Am 14. Dezember 2015 wurde Koen Vanhoutte als Diözesanadministrator wiedergewählt, nachdem Jozef De Kesel den Sitz der Erzdiözese Mechelen-Brüssel in Besitz genommen hatte. Vanhoutte hatte diese Position bis zum 4. Dezember 2016 inne, dem Datum, an dem Lode Aerts nahm sein Amt als 27. Bischof von Brügge auf. Er blieb weiterhin Generalvikar, ohne jedoch Präsident des Seminars zu bleiben.

Weihbischof

Bestellt am 18. Mai 2018 Papst Franziskus Vanhoutte Titularbischof von Thagora und Weihbischof der Erzdiözese Mechelen-Brüssel, für die Vikariat Flämisch-Brabant und Mechelen, nach dem Verstorbenen im Juni 2017 Leon Lemmens.

Er wählte als Zauberspruch Veni sancte Spiritus – Komm, Heiliger Geist. Die Bischofsweihe wurde am 2. September 2018 in der St. Rumbolds Kathedrale in Mecheln.

Nach seiner Ernennung zum Bischof gab es von einigen Seiten eine sehr positive Resonanz. Er wurde im digitalen Newsletter vorgestellt Kirchennetz als „Diener“ und „Standhaft“ beschrieben. Jemand beschrieb ihn als „Integrität“, „Gleichmut“ und „Pünktlichkeit“.[5] Kardinal De Kesel beschrieb ihn als „sehr ergeben, mit großem Engagement und Energie, tief religiös und sehr besorgt um Menschen und Religionsgemeinschaften“.[6] Es gab auch negative Stimmen.[7]

Veröffentlichung

  • komm zu Atem, Antwerpen, Halewijn, 2019, ISBN 978 90 8528 549 6

Literatur

  • Jahrbuch der Diözese Brügge 2010, Brügge, 2010.
  • Jan GHEYSEN, Koen Vanhoutte, vom „Krisenvikar“ zum Weihbischof, in: Brugsch Handelsblad - Zeitung von Westflandern, 25. Mai 2018.
  • Luc VANMAERCKE, 'Ehrenamtliche sind unverzichtbar.
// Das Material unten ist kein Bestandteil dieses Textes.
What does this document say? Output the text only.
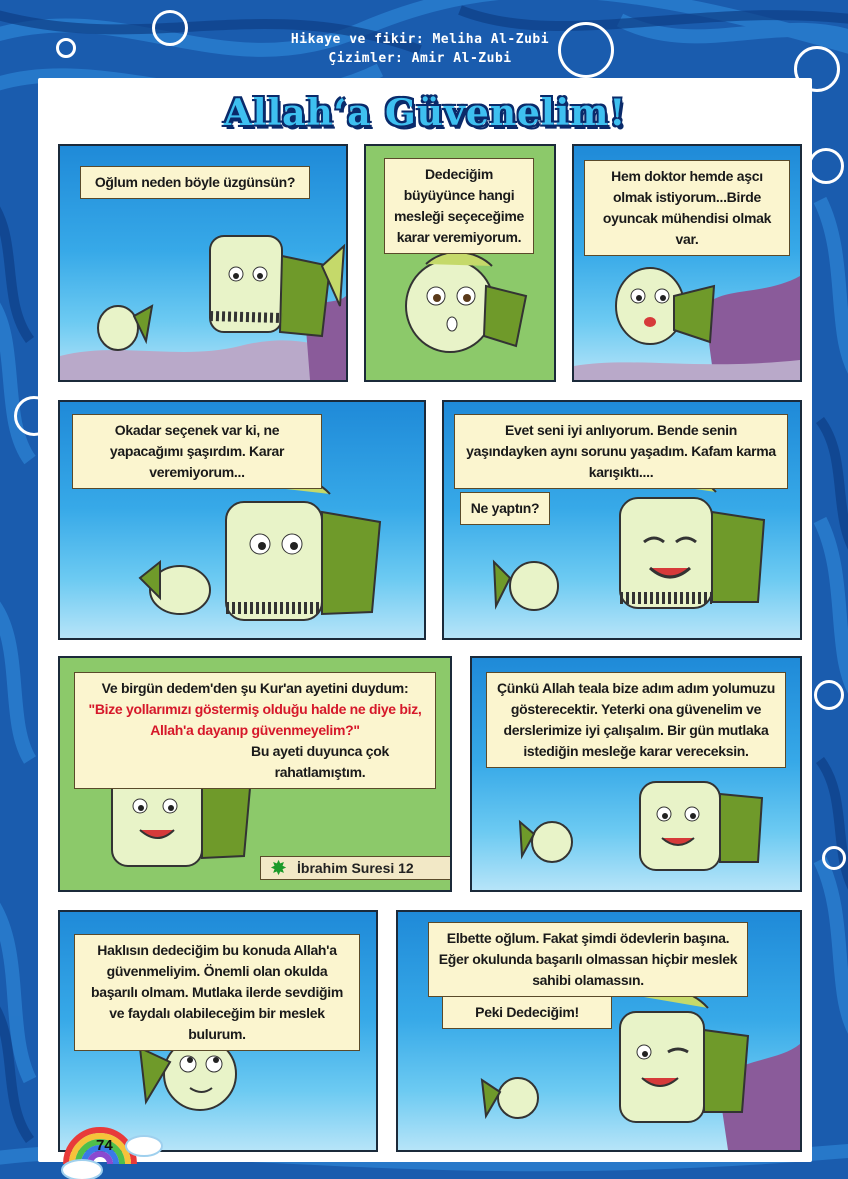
Hikaye ve fikir: Meliha Al-Zubi
Çizimler: Amir Al-Zubi
Allah‘a Güvenelim!
Oğlum neden böyle üzgünsün?	Dedeciğim büyüyünce hangi mesleği seçeceğime karar veremiyorum.
Hem doktor hemde aşcı olmak istiyorum...Birde oyuncak mühendisi olmak var.
Okadar seçenek var ki, ne yapacağımı şaşırdım. Karar veremiyorum...
Evet seni iyi anlıyorum. Bende senin yaşındayken aynı sorunu yaşadım. Kafam karma karışıktı....
Ne yaptın?
Ve birgün dedem'den şu Kur'an ayetini duydum:
"Bize yollarımızı göstermiş olduğu halde ne diye biz, Allah'a dayanıp güvenmeyelim?"
Bu ayeti duyunca çok rahatlamıştım.
✸ İbrahim Suresi 12
Çünkü Allah teala bize adım adım yolumuzu gösterecektir. Yeterki ona güvenelim ve derslerimize iyi çalışalım. Bir gün mutlaka istediğin mesleğe karar vereceksin.
Haklısın dedeciğim bu konuda Allah'a güvenmeliyim. Önemli olan okulda başarılı olmam. Mutlaka ilerde sevdiğim ve faydalı olabileceğim bir meslek bulurum.
Elbette oğlum. Fakat şimdi ödevlerin başına. Eğer okulunda başarılı olmassan hiçbir meslek sahibi olamassın.
Peki Dedeciğim!
74
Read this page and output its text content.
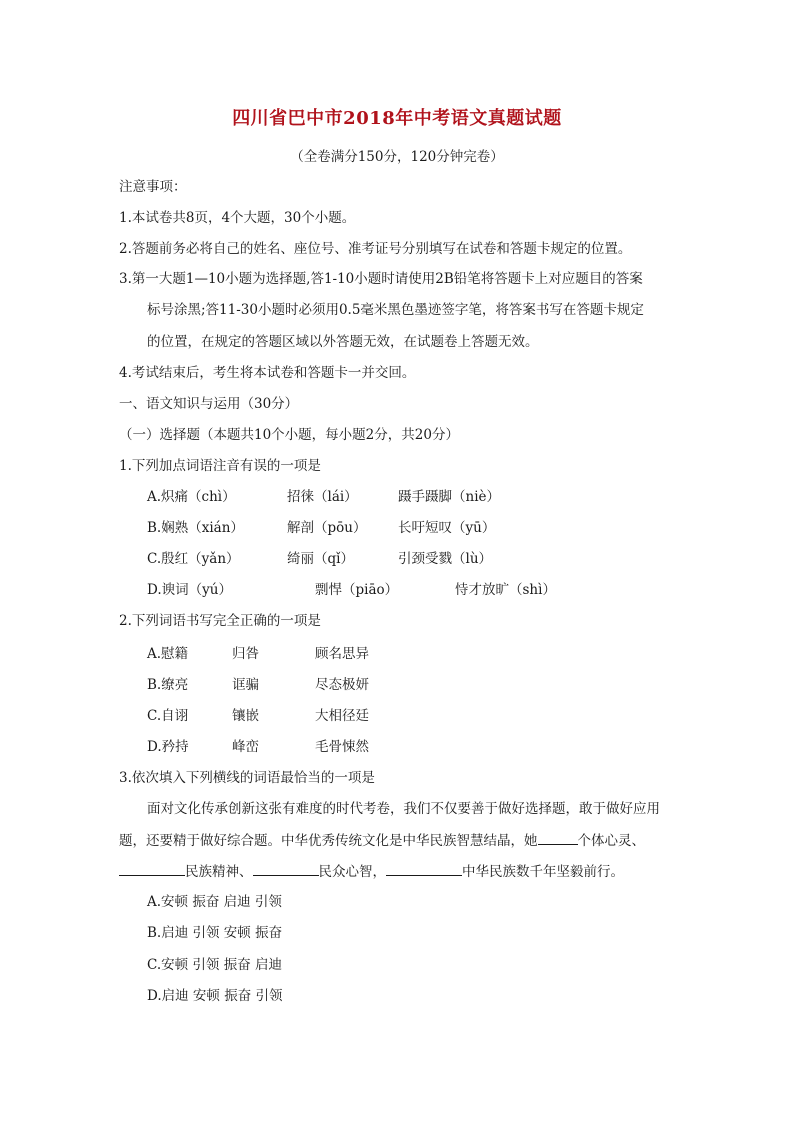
四川省巴中市2018年中考语文真题试题
（全卷满分150分，120分钟完卷）
注意事项：
1.本试卷共8页，4个大题，30个小题。
2.答题前务必将自己的姓名、座位号、准考证号分别填写在试卷和答题卡规定的位置。
3.第一大题1—10小题为选择题,答1-10小题时请使用2B铅笔将答题卡上对应题目的答案
标号涂黑;答11-30小题时必须用0.5毫米黑色墨迹签字笔，将答案书写在答题卡规定
的位置，在规定的答题区域以外答题无效，在试题卷上答题无效。
4.考试结束后，考生将本试卷和答题卡一并交回。
一、语文知识与运用（30分）
（一）选择题（本题共10个小题，每小题2分，共20分）
1.下列加点词语注音有误的一项是
A.炽痛（chì）	招徕（lái）	蹑手蹑脚（niè）
B.娴熟（xián）	解剖（pōu） 长吁短叹（yū）
C.殷红（yǎn）	绮丽（qǐ）	引颈受戮（lù）
D.谀词（yú）	剽悍（piāo）	恃才放旷（shì）
2.下列词语书写完全正确的一项是
A.慰籍	归咎	顾名思异
B.缭亮	诓骗	尽态极妍
C.自诩	镶嵌	大相径廷
D.矜持	峰峦	毛骨悚然
3.依次填入下列横线的词语最恰当的一项是
面对文化传承创新这张有难度的时代考卷，我们不仅要善于做好选择题，敢于做好应用
题，还要精于做好综合题。中华优秀传统文化是中华民族智慧结晶，她	个体心灵、
民族精神、	民众心智，	中华民族数千年坚毅前行。
A.安顿 振奋 启迪 引领
B.启迪 引领 安顿 振奋
C.安顿 引领 振奋 启迪
D.启迪 安顿 振奋 引领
Koen Vanhoutte wird Weihbischof von Flämisch-Brabant und Mechelen, in: Kirche und Leben, 30. Mai 2018.
  • Josephine VANHUFFEL, Koen Vanhoutte, Weihbischof von Flämisch-Brabant/Mechelen, in: Kirche und Leben, 29.08.2018.
  • Tony DUPONT & Liselotte ANCKAERT, 'Der Geist öffnet sich immer wieder'. Msgr. Koen Vanhoutte schreibt eine Broschüre über das Wirken des Heiligen Geistes, in: Kirche und Leben, 18. März 2020.